Corporate relocations are reshaping the U.S. economic landscape, with Texas and Florida emerging as major beneficiaries while California faces significant losses. Between 2018 and 2025, 725 companies relocated headquarters, according to a CBRE report, driven by lower taxes, operating costs, and lighter regulations.
Texas Leads the Way
Texas, particularly Dallas-Fort Worth, Austin, and Houston, attracted the most relocations, with 111, 88, and 31 respectively. The state's low costs, strong supply chains, and business-friendly policies have made it a magnet for corporations. Gabriela von zur Muehlen, chief policy officer at the Texas Association of Business, highlighted these advantages as key factors in attracting companies.
Florida’s Rise
Florida, especially Miami, also saw significant gains, with six companies moving from high-cost hubs like Los Angeles, the Bay Area, and Boston in the past year. The state's lower taxes, growing tech sector, and access to East Coast markets have made it increasingly attractive. Companies cited Miami’s expanding startup scene and talent pool as major draws, along with its strong tourism and beauty industries.
California’s Losses
California suffered the steepest corporate losses, with the San Francisco Bay Area posting a net loss of 163 headquarters.
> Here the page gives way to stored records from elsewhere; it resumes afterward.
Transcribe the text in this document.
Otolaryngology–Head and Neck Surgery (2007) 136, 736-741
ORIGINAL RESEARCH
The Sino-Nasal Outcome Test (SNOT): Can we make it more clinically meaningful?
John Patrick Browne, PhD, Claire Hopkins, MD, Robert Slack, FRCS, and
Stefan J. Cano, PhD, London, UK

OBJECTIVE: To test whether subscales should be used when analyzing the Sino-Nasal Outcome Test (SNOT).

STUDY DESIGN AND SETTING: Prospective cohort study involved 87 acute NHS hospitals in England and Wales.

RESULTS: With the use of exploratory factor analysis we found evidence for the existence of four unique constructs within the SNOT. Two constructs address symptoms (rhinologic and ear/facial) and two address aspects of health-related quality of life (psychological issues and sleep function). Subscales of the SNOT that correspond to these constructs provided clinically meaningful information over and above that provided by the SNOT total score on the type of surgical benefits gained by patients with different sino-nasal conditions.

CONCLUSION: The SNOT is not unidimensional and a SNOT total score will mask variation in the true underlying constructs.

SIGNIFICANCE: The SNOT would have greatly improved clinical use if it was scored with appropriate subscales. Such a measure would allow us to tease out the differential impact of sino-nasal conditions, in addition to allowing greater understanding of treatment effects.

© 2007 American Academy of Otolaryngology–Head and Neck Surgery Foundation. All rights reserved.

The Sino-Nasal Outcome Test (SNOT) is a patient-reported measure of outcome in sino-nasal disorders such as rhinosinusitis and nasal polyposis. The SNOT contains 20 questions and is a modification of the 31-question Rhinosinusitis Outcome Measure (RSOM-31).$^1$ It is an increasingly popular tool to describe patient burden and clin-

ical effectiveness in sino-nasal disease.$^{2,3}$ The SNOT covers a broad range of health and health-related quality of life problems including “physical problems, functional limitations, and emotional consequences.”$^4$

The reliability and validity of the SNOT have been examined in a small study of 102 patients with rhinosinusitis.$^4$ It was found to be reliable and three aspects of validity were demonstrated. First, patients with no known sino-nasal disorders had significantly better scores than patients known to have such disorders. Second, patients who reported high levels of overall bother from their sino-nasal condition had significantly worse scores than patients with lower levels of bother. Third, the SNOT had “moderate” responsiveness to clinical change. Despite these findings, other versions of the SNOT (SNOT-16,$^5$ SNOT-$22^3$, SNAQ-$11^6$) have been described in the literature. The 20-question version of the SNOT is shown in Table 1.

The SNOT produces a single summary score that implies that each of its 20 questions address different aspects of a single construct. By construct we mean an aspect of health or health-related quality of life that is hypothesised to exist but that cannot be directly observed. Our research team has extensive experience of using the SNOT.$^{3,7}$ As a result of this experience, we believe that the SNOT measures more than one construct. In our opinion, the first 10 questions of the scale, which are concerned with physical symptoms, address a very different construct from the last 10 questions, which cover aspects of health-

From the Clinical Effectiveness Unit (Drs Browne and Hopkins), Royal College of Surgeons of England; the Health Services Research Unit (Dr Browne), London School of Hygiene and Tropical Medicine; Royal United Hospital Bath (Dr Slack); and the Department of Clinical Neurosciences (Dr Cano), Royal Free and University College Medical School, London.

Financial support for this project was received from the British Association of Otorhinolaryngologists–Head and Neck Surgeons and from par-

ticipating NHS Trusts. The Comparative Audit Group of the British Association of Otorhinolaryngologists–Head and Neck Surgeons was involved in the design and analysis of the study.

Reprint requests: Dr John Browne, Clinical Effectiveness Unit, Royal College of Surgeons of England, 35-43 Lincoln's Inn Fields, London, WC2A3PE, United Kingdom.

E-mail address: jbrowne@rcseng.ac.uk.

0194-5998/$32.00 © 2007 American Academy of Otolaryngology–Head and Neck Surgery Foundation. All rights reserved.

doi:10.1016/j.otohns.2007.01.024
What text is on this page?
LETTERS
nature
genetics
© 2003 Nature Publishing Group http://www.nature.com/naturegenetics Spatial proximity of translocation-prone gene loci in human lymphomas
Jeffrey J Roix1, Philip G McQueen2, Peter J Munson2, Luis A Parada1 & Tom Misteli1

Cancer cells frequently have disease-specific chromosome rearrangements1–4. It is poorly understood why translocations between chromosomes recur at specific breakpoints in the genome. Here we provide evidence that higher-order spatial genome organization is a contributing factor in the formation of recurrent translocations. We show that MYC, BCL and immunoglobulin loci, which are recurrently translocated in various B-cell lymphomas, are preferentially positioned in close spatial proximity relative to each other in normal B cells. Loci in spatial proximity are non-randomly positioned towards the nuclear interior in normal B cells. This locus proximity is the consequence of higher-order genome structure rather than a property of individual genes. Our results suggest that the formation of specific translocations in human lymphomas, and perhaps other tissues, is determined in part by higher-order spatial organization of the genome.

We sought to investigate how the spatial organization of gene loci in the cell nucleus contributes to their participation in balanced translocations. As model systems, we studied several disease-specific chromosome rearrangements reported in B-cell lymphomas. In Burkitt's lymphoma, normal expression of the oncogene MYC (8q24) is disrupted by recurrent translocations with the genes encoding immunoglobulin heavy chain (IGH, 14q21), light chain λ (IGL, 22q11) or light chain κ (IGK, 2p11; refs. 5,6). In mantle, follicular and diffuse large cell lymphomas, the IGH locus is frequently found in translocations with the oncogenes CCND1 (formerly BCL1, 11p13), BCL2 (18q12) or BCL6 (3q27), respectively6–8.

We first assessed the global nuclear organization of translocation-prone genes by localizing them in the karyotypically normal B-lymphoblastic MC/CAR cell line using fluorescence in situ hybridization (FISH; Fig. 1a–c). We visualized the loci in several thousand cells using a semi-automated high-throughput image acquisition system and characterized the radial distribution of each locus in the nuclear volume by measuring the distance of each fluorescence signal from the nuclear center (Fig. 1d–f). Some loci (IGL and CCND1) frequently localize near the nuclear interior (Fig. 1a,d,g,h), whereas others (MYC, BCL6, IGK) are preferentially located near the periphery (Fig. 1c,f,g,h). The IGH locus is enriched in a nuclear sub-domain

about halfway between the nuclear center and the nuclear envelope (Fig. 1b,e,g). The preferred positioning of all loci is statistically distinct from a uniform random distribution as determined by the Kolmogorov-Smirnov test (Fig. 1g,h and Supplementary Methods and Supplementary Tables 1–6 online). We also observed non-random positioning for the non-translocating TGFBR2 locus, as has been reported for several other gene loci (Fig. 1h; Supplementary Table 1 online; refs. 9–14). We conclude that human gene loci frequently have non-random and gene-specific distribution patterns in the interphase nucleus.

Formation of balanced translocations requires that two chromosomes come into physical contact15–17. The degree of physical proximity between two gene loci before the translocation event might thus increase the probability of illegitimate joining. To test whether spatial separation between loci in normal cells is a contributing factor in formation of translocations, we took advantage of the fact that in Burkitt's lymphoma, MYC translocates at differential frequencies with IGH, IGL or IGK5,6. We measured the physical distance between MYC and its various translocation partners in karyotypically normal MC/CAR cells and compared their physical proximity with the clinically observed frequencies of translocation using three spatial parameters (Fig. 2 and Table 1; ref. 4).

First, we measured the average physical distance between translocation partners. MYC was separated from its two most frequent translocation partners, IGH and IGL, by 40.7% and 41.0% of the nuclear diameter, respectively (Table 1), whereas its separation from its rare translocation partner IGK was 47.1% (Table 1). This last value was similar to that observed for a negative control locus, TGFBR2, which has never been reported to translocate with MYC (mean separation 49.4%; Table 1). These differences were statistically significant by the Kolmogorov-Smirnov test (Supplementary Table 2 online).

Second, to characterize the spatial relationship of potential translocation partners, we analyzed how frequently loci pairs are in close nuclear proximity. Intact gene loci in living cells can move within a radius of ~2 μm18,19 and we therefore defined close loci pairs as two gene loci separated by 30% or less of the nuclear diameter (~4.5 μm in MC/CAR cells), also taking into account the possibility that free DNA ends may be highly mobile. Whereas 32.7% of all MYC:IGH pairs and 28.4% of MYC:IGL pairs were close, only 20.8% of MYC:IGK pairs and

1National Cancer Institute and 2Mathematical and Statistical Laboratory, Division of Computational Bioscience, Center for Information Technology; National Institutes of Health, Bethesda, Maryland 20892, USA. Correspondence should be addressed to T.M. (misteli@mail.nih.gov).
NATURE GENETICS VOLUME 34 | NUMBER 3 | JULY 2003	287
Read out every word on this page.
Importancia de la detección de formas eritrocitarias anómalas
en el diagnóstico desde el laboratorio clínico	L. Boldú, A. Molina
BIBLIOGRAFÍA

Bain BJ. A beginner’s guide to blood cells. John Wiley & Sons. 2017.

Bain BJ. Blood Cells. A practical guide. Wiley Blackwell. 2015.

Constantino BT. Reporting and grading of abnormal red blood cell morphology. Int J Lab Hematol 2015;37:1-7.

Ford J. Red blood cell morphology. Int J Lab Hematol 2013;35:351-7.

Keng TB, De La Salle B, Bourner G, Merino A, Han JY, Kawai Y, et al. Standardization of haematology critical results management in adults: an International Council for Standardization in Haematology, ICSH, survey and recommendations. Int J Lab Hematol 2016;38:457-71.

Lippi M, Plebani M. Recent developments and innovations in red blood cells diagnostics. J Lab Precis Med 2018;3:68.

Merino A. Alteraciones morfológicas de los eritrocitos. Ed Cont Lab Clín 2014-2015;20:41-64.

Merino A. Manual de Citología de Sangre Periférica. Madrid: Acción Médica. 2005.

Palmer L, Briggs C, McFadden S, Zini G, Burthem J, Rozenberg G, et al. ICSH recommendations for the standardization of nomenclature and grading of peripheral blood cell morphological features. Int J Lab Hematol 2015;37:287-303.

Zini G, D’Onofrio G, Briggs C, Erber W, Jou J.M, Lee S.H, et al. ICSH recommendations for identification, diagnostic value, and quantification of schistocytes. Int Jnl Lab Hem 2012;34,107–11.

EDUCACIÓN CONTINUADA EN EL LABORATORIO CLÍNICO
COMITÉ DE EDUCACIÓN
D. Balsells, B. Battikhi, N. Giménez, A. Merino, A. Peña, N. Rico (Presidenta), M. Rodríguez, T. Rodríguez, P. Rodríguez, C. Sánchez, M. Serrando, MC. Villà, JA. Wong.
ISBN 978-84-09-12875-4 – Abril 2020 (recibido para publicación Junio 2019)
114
Companies leaving cited high taxes, labor rules, and soaring living costs as primary reasons for relocating. The migration raises questions about the state's economic future and the impact of its policies on business retention.
Broader Implications
The relocation wave is reshaping the balance of economic power in the U.S., boosting red-state economies while raising concerns about the sustainability of blue-state policies. The trend highlights the growing importance of tax and regulatory environments in corporate decision-making.